Robert Toll, who along with his brothers built the eponymous McMansions brand of luxury goods in the United States to more than 150,000 households, died Friday at his home in Manhattan. he was 81 years old.
Parkinson’s disease was the cause, his family said in a statement.
Raised in a single-family Tudor house outside Philadelphia, Mr. Toll initially wanted to pursue a career in law, but quit after nine months. In 1967, he persuaded his father, a homebuilder, to give him two of his vacant lots on which he could build a fully furnished and decorated Colonial-style home.
“We built two houses,” said Tolle. “Instead of selling them, we used them as street samples that we owned.”
The brothers soon built 20 more homes in the vicinity and sold them for $17,490 each (about $152,000 in today’s money), making a small profit per home and earning about $100 a year on all homes. We made a profit of $12,000. Last year, the average price of homes sold by Toll was $1.04 million. Revenue was $833.6 million and revenue was $8.4 billion.
under the name Toll Brothersthe two eventually created a 150,000-family residence.
Some critics derided their suburban single-family homes as spacious “McMansions” and compared them to fast food offerings. Cookie-cutter homes often feature towering foyers and great rooms and opulent master suites derived from several sample models and masses. – Produced (although Toll Brothers added custom amenities to the buyer’s specifications).
The company expanded from the Northeast to Washington, DC in the 1980s and into California in the 1990s. Today, it operates in 24 states and develops suburban enclaves, senior communities and urban high-rise apartments for wealthy homeowners.
Mr. Toll served as Chairman and Chief Executive Officer of Toll Brothers from its inception until 2010. He remained on the board until recently appointed as honorary chairman. He oversaw the legal side of the business, and his younger brother Bruce E. Toll was vice chairman of the board and was responsible for bookkeeping.

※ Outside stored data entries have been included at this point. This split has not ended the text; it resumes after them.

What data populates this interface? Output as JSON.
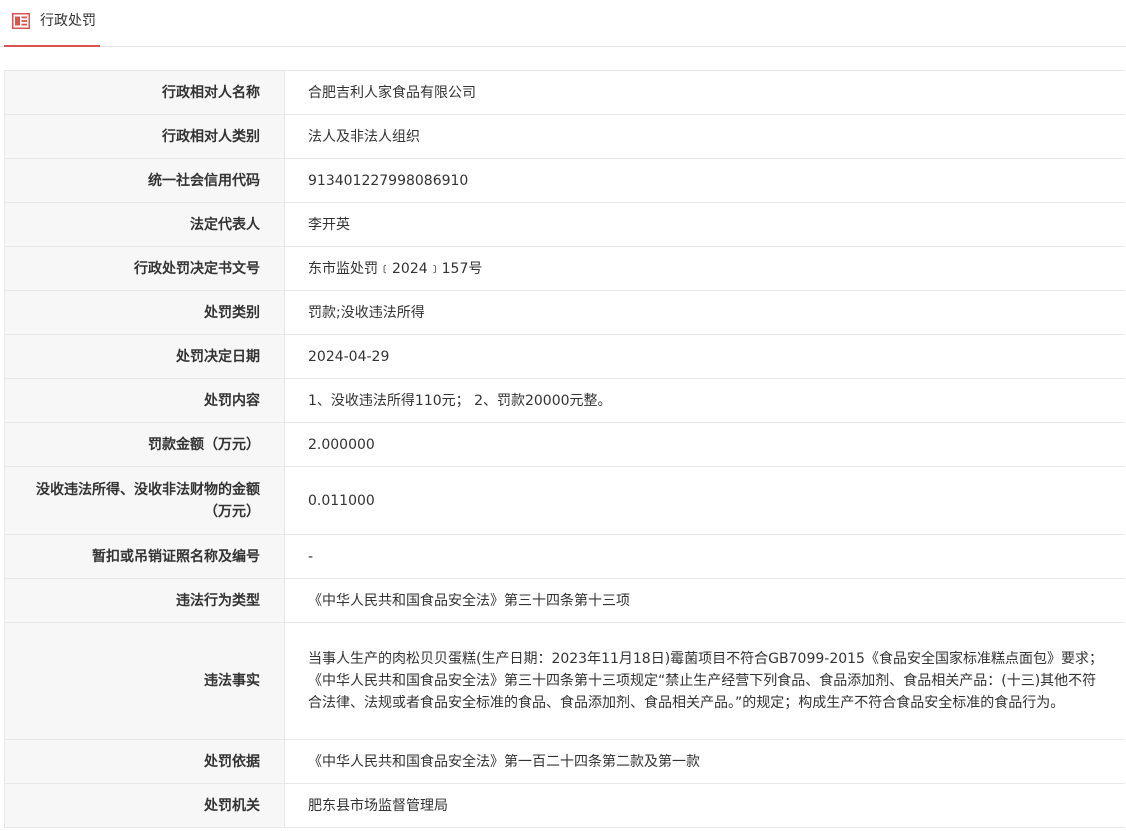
{
  "header": {
    "title": "行政处罚",
    "icon": "news-list-icon",
    "accent_color": "#d9534f"
  },
  "rows": [
    {
      "label": "行政相对人名称",
      "value": "合肥吉利人家食品有限公司"
    },
    {
      "label": "行政相对人类别",
      "value": "法人及非法人组织"
    },
    {
      "label": "统一社会信用代码",
      "value": "913401227998086910"
    },
    {
      "label": "法定代表人",
      "value": "李开英"
    },
    {
      "label": "行政处罚决定书文号",
      "value": "东市监处罚﹝2024﹞157号"
    },
    {
      "label": "处罚类别",
      "value": "罚款;没收违法所得"
    },
    {
      "label": "处罚决定日期",
      "value": "2024-04-29"
    },
    {
      "label": "处罚内容",
      "value": "1、没收违法所得110元； 2、罚款20000元整。"
    },
    {
      "label": "罚款金额（万元）",
      "value": "2.000000"
    },
    {
      "label": "没收违法所得、没收非法财物的金额（万元）",
      "value": "0.011000"
    },
    {
      "label": "暂扣或吊销证照名称及编号",
      "value": "-"
    },
    {
      "label": "违法行为类型",
      "value": "《中华人民共和国食品安全法》第三十四条第十三项"
    },
    {
      "label": "违法事实",
      "value": "当事人生产的肉松贝贝蛋糕(生产日期：2023年11月18日)霉菌项目不符合GB7099-2015《食品安全国家标准糕点面包》要求；《中华人民共和国食品安全法》第三十四条第十三项规定“禁止生产经营下列食品、食品添加剂、食品相关产品：(十三)其他不符合法律、法规或者食品安全标准的食品、食品添加剂、食品相关产品。”的规定；构成生产不符合食品安全标准的食品行为。"
    },
    {
      "label": "处罚依据",
      "value": "《中华人民共和国食品安全法》第一百二十四条第二款及第一款"
    },
    {
      "label": "处罚机关",
      "value": "肥东县市场监督管理局"
    }
  ]
}
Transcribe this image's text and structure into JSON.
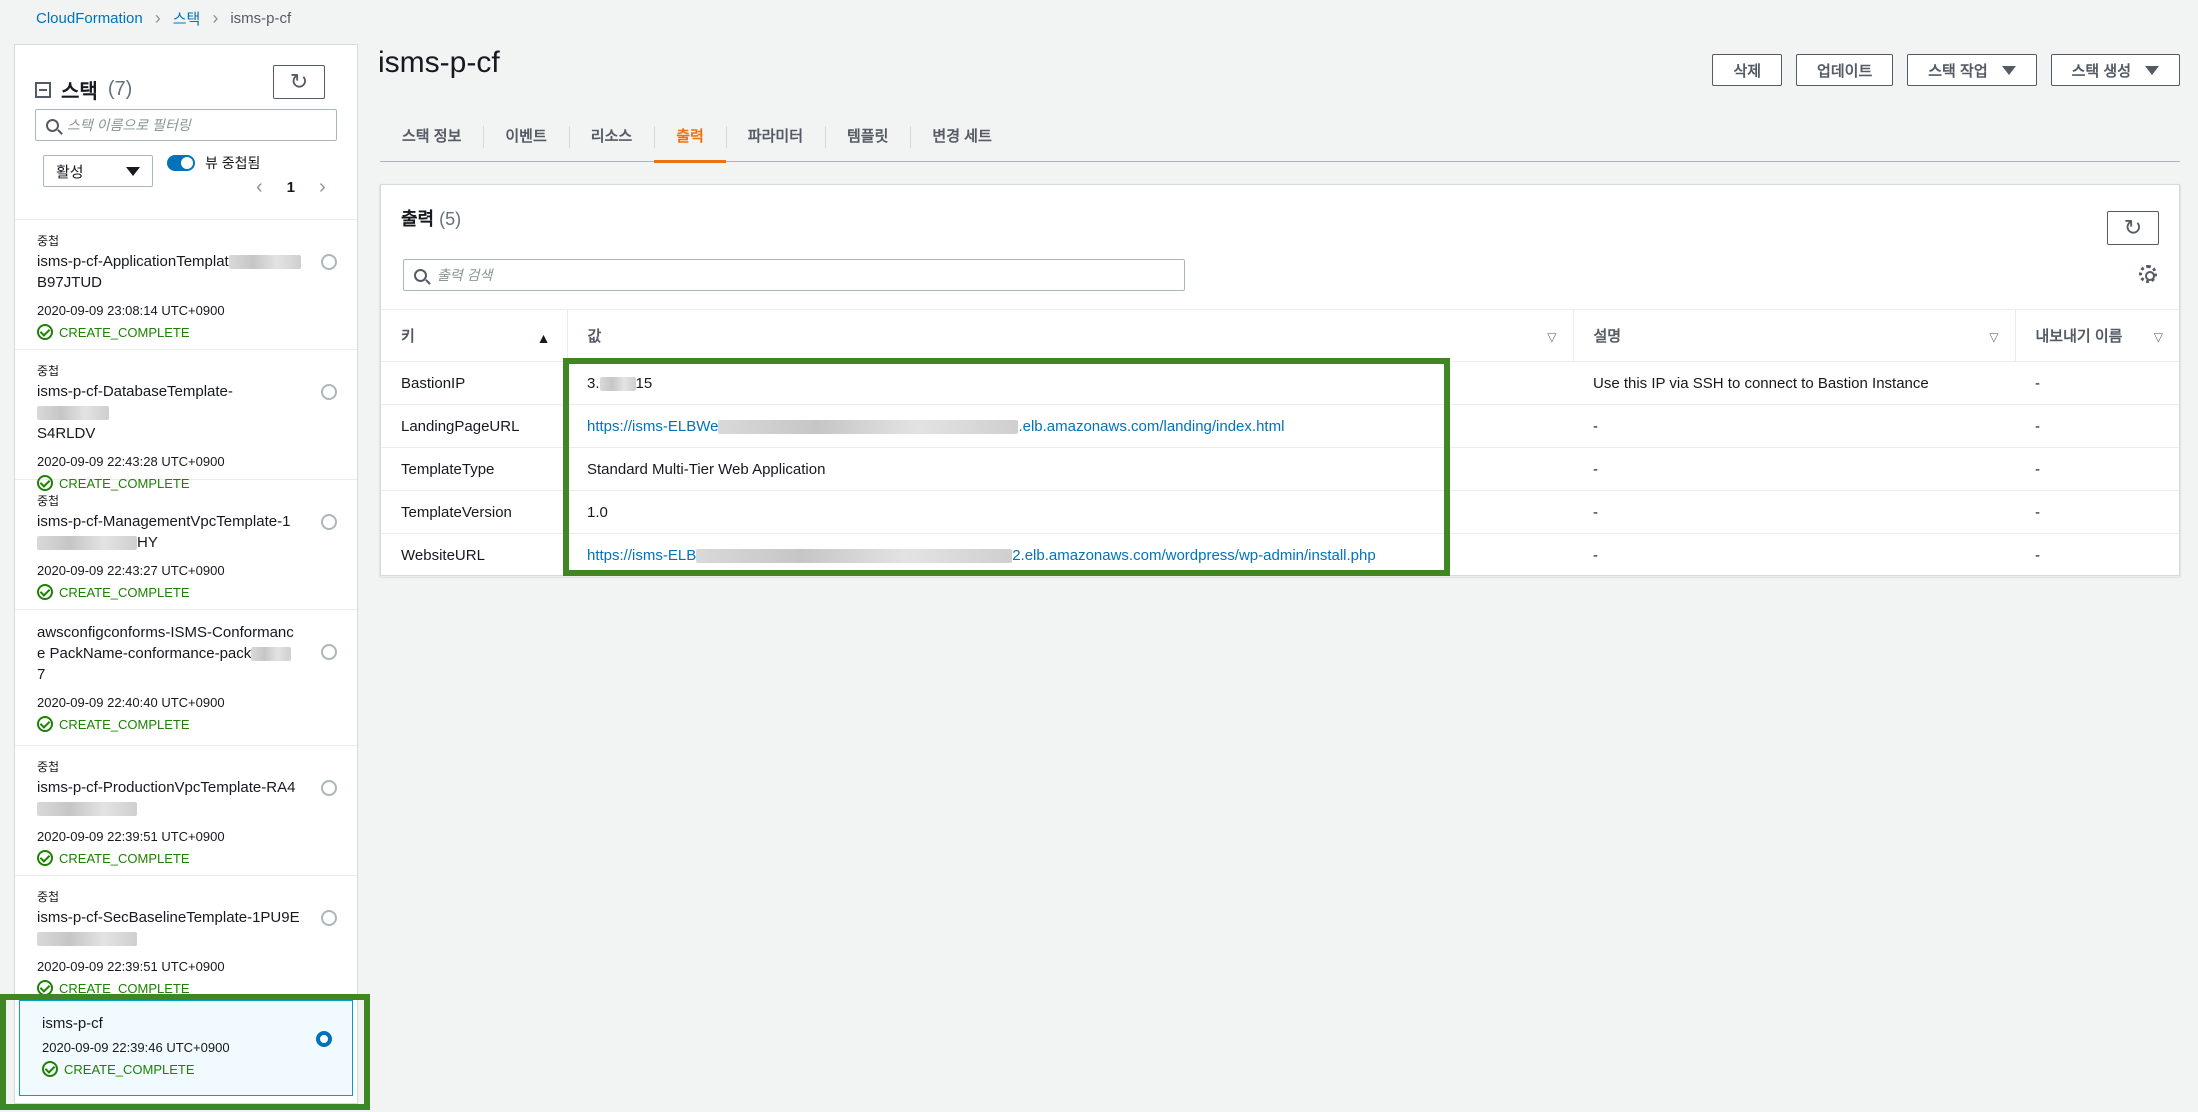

Robert Irwin Toll was born on December 30, 1940 in Elkins Park, Pennsylvania, a suburb of Philadelphia. He grew up in a house built by his father Albert, an immigrant from Ukraine. Her brother, Hermanbecame a Democrat from Pennsylvania.
Albert was a real estate broker, used car salesman and investor, but “he lost everything in the Great Depression and had to start over,” The New York Times reported in 2005. As guest business columnist Robert Toll writes: His father went on to become a successful home builder and commercial property developer. His mother, Sylvia (Steinberg) Thor, was a homemaker.
Bob Toll received a BA in Political Science from Cornell University in 1963. In 1966, he fulfilled his parents’ dream and graduated from his School of Law at the University of Pennsylvania. He liked law school, but he hated studying law, he said.
One of his clients was his father, who did some legal work for Albert Toll on two lots he wanted to develop in Chester County, Pennsylvania. But his son conspired with Albert’s partner, Bruce Toll, a recent University of Miami graduate with an accounting major, and his father relented.
Year 2005, genuine articleIn an interview with New York real estate magazine Mr. Toll, I asked him if all his homes at the time were Mac Mansions, including farmhouses in Bucks County, Pennsylvania. he replied. His first floor ceiling in his Bucks County home is 8 feet tall. No vaulted ceilings. It’s not a big house compared to many we’ve built. Less than 5,000 square feet, I think. “
Mr. Toll was a wide-ranging philanthropist. He serves on the board of the Metropolitan Opera, and his company became a major corporate sponsor of the Met’s international radio network after Chevron’s Texaco stopped supporting his radio broadcast on Saturday Matinee in 2005. rice field.
Mr. Toll and his wife launched the Robert and Jane Toll Foundation, donating more than $50 million to the University of Pennsylvania Law School to expand programs to help students pursue careers in public service and social justice. He also supported his Seeds of Peace, a program born out of a summer camp he attended as a child in Otisfield, Maine. He brings together teenagers from Arab, Israeli, Indian and Pakistani countries to promote peaceful conflict resolution.
A previously married Mr. Thor is survived by his wife Jane (Snyder Goldfein) Thor. his brother, Bruce; Five children: Laurie Franz, Deborah Gruell, Joshua Goldfine, Rachel Thor Grassi, and Jacob Toll. and 12 grandchildren.
Toll Brothers Chief Executive Officer Douglas C. Yearley Jr. said of Mr. Toll: “In so many ways, he is still with us. Toll Brothers will always be his company because of what he taught us all.”
As a boss, Mr. Toll has been honored by many professional organizations in the industry. But not everyone knew the pitchfork he kept in his office, and he took it upon himself to alert company executives to proceed with caution when purchasing land or taking other risks. Not that I knew I was shaking sometimes during meetings.
“We kept the rake from getting stuck in the rear,” Yearley said.